Одной из главных фигур движения, поставившего перед собой цель достичь этой точности, был великий математик Давид Гильберт. Движение окрестили формализмом
; в соответствии с его основополагающим принципом, следовало однозначно определить все допустимые методы математического рассуждения в пределах той или иной конкретной области раз и навсегда, включая и те, что связаны с понятием бесконечного множества. Такая совокупность правил и математических утверждений называется формальной системой. После того как определены правила формальной системы F, решение вопроса о корректности применения этих правил — количество которых непременно является конечным[14] — сводится к элементарной механической проверке. Разумеется, если мы хотим, чтобы любой выводимый с помощью таких правил результат мог считаться действительно истинным, нам придется присвоить им всем статус вполне допустимых и обоснованных форм математического рассуждения. Однако некоторые из рассматриваемых правил могут подразумевать какие-либо манипуляции с бесконечными множествами, и в этом случае математическая интуиция, подсказывающая нам, какие методы рассуждения допустимы, а какие нет, может оказаться и не достойной абсолютного доверия. Сомнения в этой связи как нельзя более уместны, учитывая несоответствия, возникающие при столь вольном обращении с бесконечными множествами, что допустимым становится даже парадоксальное «множество всех множеств, не являющихся членами самих себя» Бертрана Рассела. Правила системы F не должны допускать существования «множества» Рассела, но где же, в таком случае, следует провести границу? Вообще запретить применение бесконечных множеств было бы слишком строгим ограничением (обычное евклидово пространство, например, содержит бесконечное множество точек, да и множество натуральных чисел является бесконечным); кроме того, существуют же формальные системы, абсолютно в этом смысле удовлетворительные (поскольку в их рамках не допускается, к примеру, формулировать сущности, подобные «множеству» Рассела), применяя которые можно получить большую часть необходимых математических результатов. Откуда нам знать, каким из этих формальных систем можно верить, а каким нельзя?

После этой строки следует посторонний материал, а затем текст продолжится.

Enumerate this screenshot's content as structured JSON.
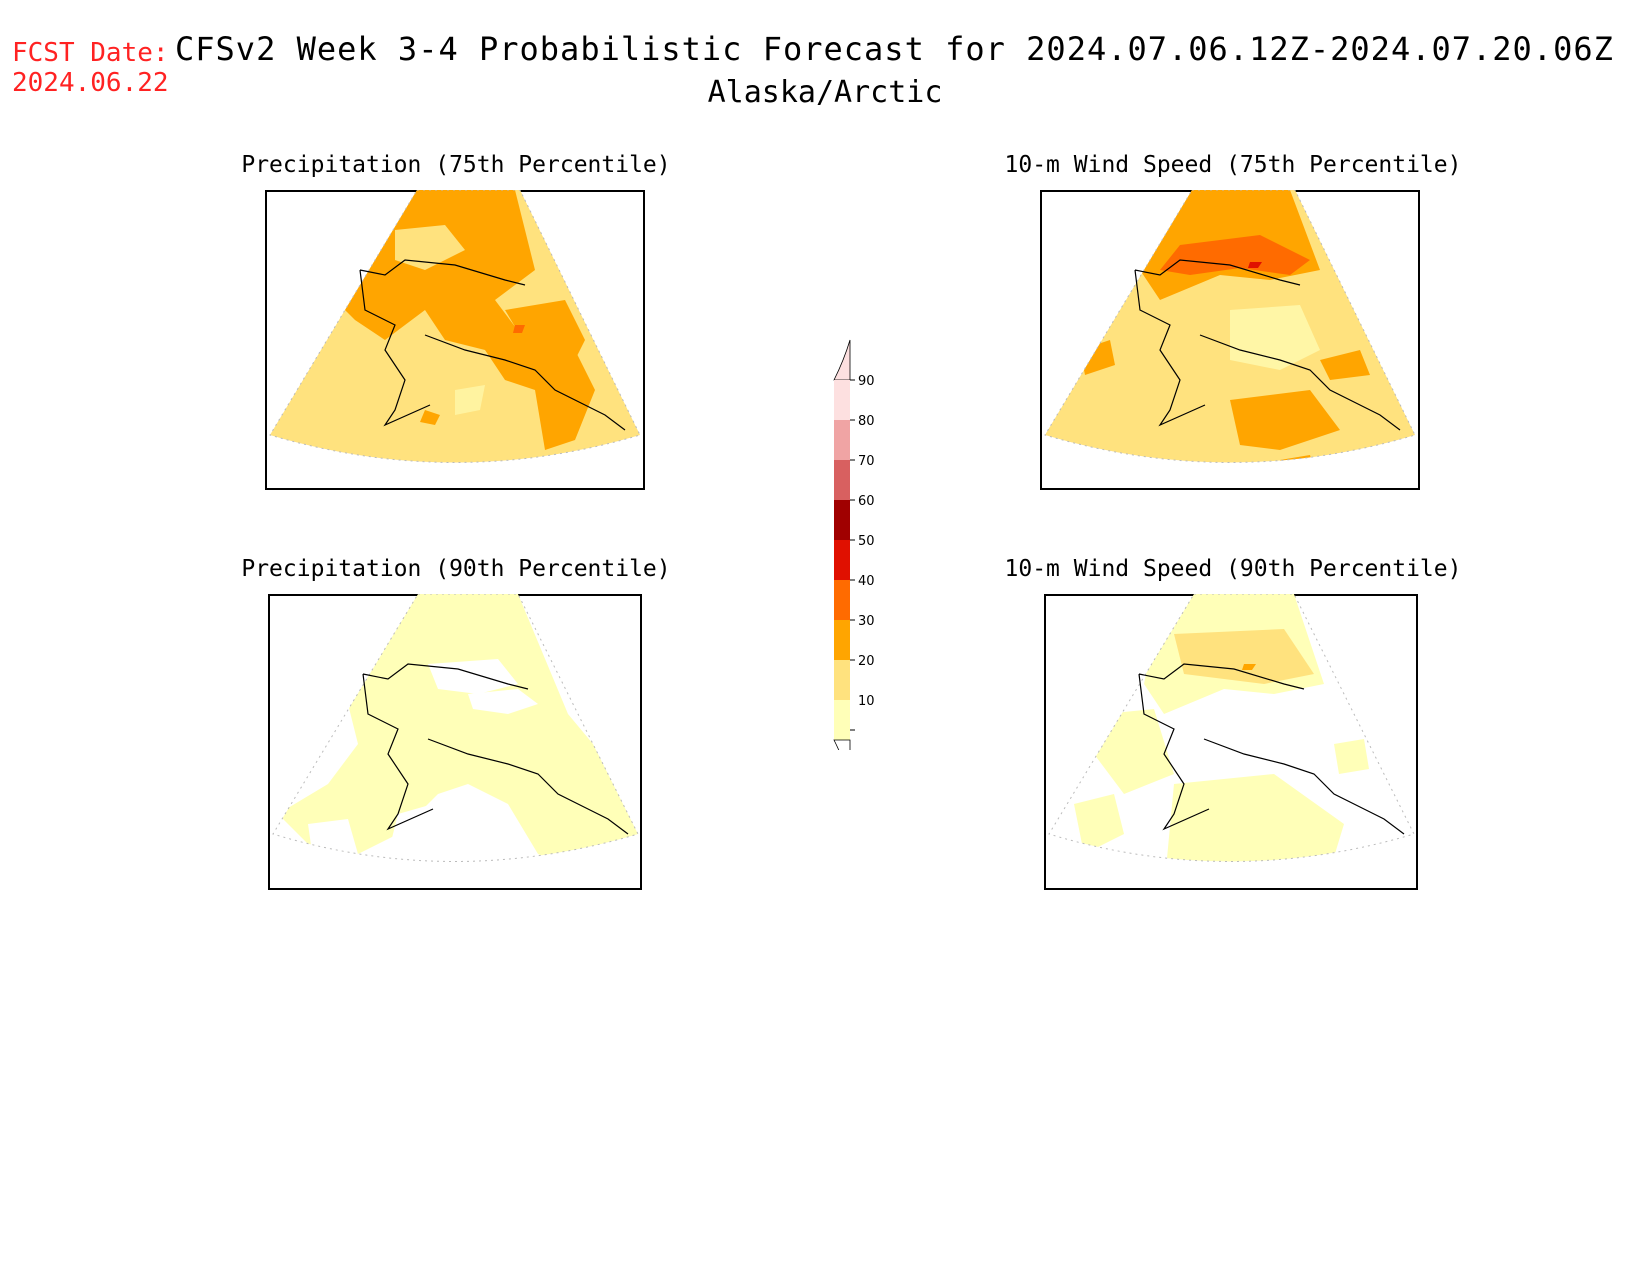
{
  "header": {
    "fcst_label": "FCST Date:",
    "fcst_date": "2024.06.22",
    "title": "CFSv2 Week 3-4 Probabilistic Forecast for 2024.07.06.12Z-2024.07.20.06Z",
    "region": "Alaska/Arctic"
  },
  "panels": [
    {
      "title": "Precipitation (75th Percentile)"
    },
    {
      "title": "10-m Wind Speed (75th Percentile)"
    },
    {
      "title": "Precipitation (90th Percentile)"
    },
    {
      "title": "10-m Wind Speed (90th Percentile)"
    }
  ],
  "colorbar": {
    "labels": [
      "90",
      "80",
      "70",
      "60",
      "50",
      "40",
      "30",
      "20",
      "10"
    ],
    "colors": {
      "10": "#ffffb8",
      "20": "#ffe27e",
      "30": "#ffa500",
      "40": "#ff6b00",
      "50": "#e01000",
      "60": "#a00000",
      "70": "#d86060",
      "80": "#f0a4a4",
      "90": "#fde0e0"
    }
  }
}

Рассмотрим подробнее одну такую формальную систему F
; для математических утверждений, которые можно получить с помощью правил системы F, введем обозначение ИСТИННЫЕ, а для утверждений, отрицания которых выводятся из того же источника (т.е. утверждения, обратные рассматриваемым), — обозначение ЛОЖНЫЕ. Любое утверждение, которое можно сформулировать в рамках системы F, но которое не является в этом смысле ни ИСТИННЫМ, ни ЛОЖНЫМ, будем полагать НЕРАЗРЕШИМЫМ. Кто-то, возможно, сочтет, что поскольку на деле может оказаться «бессмысленным» и само понятие бесконечного множества, то, по всей видимости, нельзя абсолютно осмысленно говорить ни об истинности, ни о ложности относящихся к ним утверждений. (Это мнение применимо по крайней мере к некоторым разновидностям бесконечных множеств, если не ко всем.) Если придерживаться такой точки зрения, то нет особой разницы, какие именно утверждения о бесконечных множествах (некоторых разновидностей) оказываются ИСТИННЫМИ, а какие — ЛОЖНЫМИ, лишь бы не вышло так, что одно утверждение получится ИСТИННЫМ и ЛОЖНЫМ одновременно, т.е. система F должна все же быть непротиворечивой. Собственно говоря, в этом и состоит суть истинного формализма, а в отношении формальной системы F первостепенно важно знать лишь следующее: (a) является ли она непротиворечивой и (b) является ли она полной. Система F называется полной, если любое математическое утверждение, должным образом сформулированное в рамках F, всегда оказывается либо ИСТИННЫМ, либо ЛОЖНЫМ (т.е. НЕРАЗРЕШИМЫХ утверждений система F не содержит).